As pedras preciosas capturaram a imaginação das pessoas desde os tempos antigos. Eles foram usados ​​como declarações de amor, despojos de guerra, presentes para mostrar reverência e, especialmente, como símbolos de riqueza e poder real. As joias mais renomadas, impressionantes e consideráveis ​​são famosas em todo o mundo por sua beleza singular, seus donos reais e seu intrigante folclore. Estas são as histórias, lendas e superstições que cercam algumas das jóias mais famosas do mundo.

O diamante da esperança

Esperança diamante-C. Instituição Smithtonian

O diamante mais famoso do mundo

O diamante mais famoso do mundo é sem dúvida o Hope Diamond. Ele passou pelas mãos de gerações da realeza, dos joalheiros mais conhecidos e dos membros da sociedade Gilded Age antes de desembarcar em sua casa atual, o Smithsonian Institute em Washington, DC O Hope Diamond talvez seja igualmente famoso por seu tamanho enorme (44 ¼ quilates, em sua encarnação atual), sua surpreendente rara cor azul acinzentada e as superstições e maldições que dizem ter assombrado seus antigos donos.
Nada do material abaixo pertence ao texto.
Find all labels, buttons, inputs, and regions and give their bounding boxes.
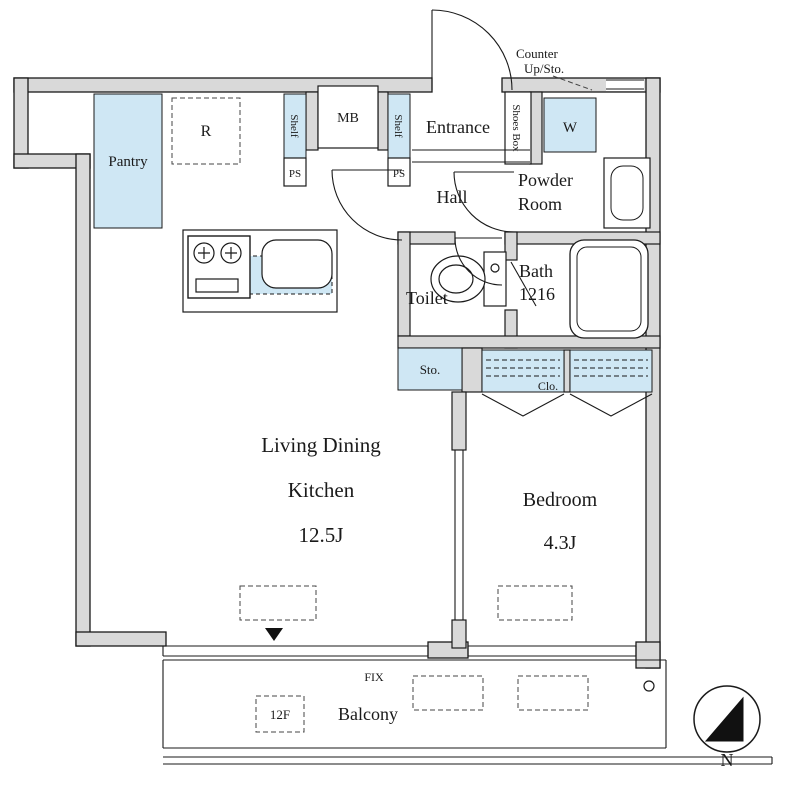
powder-room-label-1: Powder <box>518 170 573 190</box>
shoes-box-label: Shoes Box <box>510 104 522 152</box>
ldk-door-arc <box>331 169 403 241</box>
meter-box <box>317 85 379 149</box>
toilet-door-arc <box>454 237 503 286</box>
top-wall-window <box>606 79 644 91</box>
closet-shelf-lines <box>486 359 648 377</box>
balcony-door-marker <box>265 628 283 641</box>
floor-level-label: 12F <box>270 707 290 722</box>
ldk-label-1: Living Dining <box>261 433 381 457</box>
ps-left-label: PS <box>289 168 301 180</box>
ps-right-box <box>387 157 411 187</box>
hall-label: Hall <box>437 187 468 207</box>
compass-north-label: N <box>721 750 734 770</box>
shelf-left-label: Shelf <box>288 114 300 138</box>
bedroom-equipment-outline <box>497 585 573 621</box>
balcony-label: Balcony <box>338 704 398 724</box>
fix-window-label: FIX <box>364 670 384 684</box>
room-labels: Pantry R Shelf PS MB Shelf PS Entrance S… <box>108 104 597 724</box>
compass-needle <box>704 696 744 742</box>
ps-right-label: PS <box>393 168 405 180</box>
fridge-space <box>171 97 241 165</box>
ldk-equipment-outline <box>239 585 317 621</box>
vanity <box>603 157 651 229</box>
storage-label: Sto. <box>420 362 441 377</box>
ldk-label-2: Kitchen <box>288 478 355 502</box>
bathtub <box>569 239 649 339</box>
powder-room-label-2: Room <box>518 194 562 214</box>
closet-label: Clo. <box>538 379 558 393</box>
pantry-area <box>93 93 163 229</box>
entrance-step-lines <box>412 149 530 163</box>
annotation-labels: Counter Up/Sto. FIX 12F <box>270 46 564 722</box>
toilet-label: Toilet <box>406 288 448 308</box>
closet-area-left <box>481 349 565 393</box>
shoes-box <box>504 91 532 165</box>
compass: N <box>693 685 761 770</box>
balcony-equipment-outline-2 <box>517 675 589 711</box>
bath-label-1: Bath <box>519 261 553 281</box>
bedroom-size-label: 4.3J <box>544 532 577 554</box>
balcony-drain <box>643 680 655 692</box>
counter-label-1: Counter <box>516 46 559 61</box>
shelf-right-label: Shelf <box>392 114 404 138</box>
washer-area <box>543 97 597 153</box>
kitchen-sink <box>261 239 333 289</box>
meter-box-label: MB <box>337 111 359 126</box>
fridge-label: R <box>201 123 212 140</box>
structure-lines <box>162 149 773 765</box>
floor-level-box <box>255 695 305 733</box>
ldk-window <box>162 645 429 657</box>
stove <box>187 235 251 299</box>
highlight-areas <box>93 93 653 393</box>
entrance-label: Entrance <box>426 117 490 137</box>
doors <box>331 9 515 286</box>
balcony-equipment-outline-1 <box>412 675 484 711</box>
ldk-size-label: 12.5J <box>299 523 344 547</box>
balcony-slab-lines <box>163 756 773 765</box>
pantry-label: Pantry <box>108 154 148 170</box>
closet-bifold-doors <box>481 393 653 417</box>
balcony-outline <box>162 659 667 749</box>
kitchen-counter <box>182 229 338 313</box>
washer-label: W <box>563 120 578 136</box>
bath-door-leaf <box>510 261 537 307</box>
closet-area-right <box>569 349 653 393</box>
bedroom-label: Bedroom <box>523 489 598 511</box>
ps-left-box <box>283 157 307 187</box>
toilet-fixture <box>430 251 507 307</box>
bedroom-sliding-door <box>454 450 464 620</box>
counter-leader-line <box>552 75 593 91</box>
stove-burners <box>193 242 242 293</box>
entrance-door-arc <box>431 9 513 91</box>
bedroom-window <box>467 645 637 657</box>
bath-label-2: 1216 <box>519 284 555 304</box>
counter-label-2: Up/Sto. <box>524 61 564 76</box>
dashed-equipment <box>239 75 593 733</box>
powder-door-arc <box>453 171 515 233</box>
utility-boxes <box>283 85 532 187</box>
storage-area <box>397 347 463 391</box>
As origens de uma maldição

A história do diamante Hope remonta ao século XV, quando um comerciante francês chamado Jean Baptiste Tavernier comprou um diamante de 112 3/16 quilates da mina Kollur em Golconda, na Índia. Na época em que Monsieur Tavernier passou a possuir a pedra, ela foi cortada em uma forma triangular e era uma cor muito única que ele chamou de "bela violeta". Parte da história da maldição do diamante da esperança sustenta que Tavernier roubou a gema de uma estátua hindu, mas não há evidências para apoiar essa afirmação.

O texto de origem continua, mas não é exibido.